$$a,b,c,d \in \mathbb{R}^{+}$$
$$ a+b+c+d=28$$
$$ ab+bc+cd+da+ac+bd=\frac{82}{3} $$
$$ abcd = 1 $$
One can also look for the roots of polynomial
$$\begin{align}
f(x) &= (x-a)(x-b)(x-c)(x-d) \\[4pt]
&= x^4 – 28x^3 + \frac{82}{3}x^2 – (abc+abd+acd+bcd)x + 1
\end{align}$$
and $f(x)$ has no negative roots… but how else do I proceed?

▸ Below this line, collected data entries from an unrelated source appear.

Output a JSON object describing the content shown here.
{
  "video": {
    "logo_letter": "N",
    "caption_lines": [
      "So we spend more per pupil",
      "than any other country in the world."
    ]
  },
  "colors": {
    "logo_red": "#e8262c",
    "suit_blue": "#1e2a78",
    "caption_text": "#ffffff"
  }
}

There is a trivial solution $\frac{1}{3}, \frac{1}{3}, \frac{1}{3}, 27$. We just need to prove it's unique.
Best Answer
The hint.
By your work $$\frac{x^4-28x^3+\frac{82}{3}x^2+1}{x}-\frac{244}{27}=\frac{(3x-1)^3(x-27)}{27x}$$ because by Rolle $$\left(\frac{x^4-28x^3+\frac{82}{3}x^2+1}{x}\right)'=\frac{(3x-1)^2(x^2-18x-3)}{3x^2}$$ has three positive roots and one of them must be $\frac{1}{3},$ which is also an element of $\{a,b,c,d\}$.
Indeed, let $0<a\leq b\leq c\leq d$.
Thus, $f'$ has positive roots on $[a,b]$ on $[b,c]$ and on $[c,d]$ and we know that one of these roots it's double $\frac{1}{3}$.
Let $\frac{1}{3}\in[a,b]$ and $\frac{1}{3}\in[b,c].$
Thus, $b=\frac{1}{3}$, which says $$abc+abd+acd+bcd=\left(\frac{x^4-28x^3+\frac{82}{3}x^2+1}{x}\right)_{x=\frac{1}{3}}=\frac{244}{27}.$$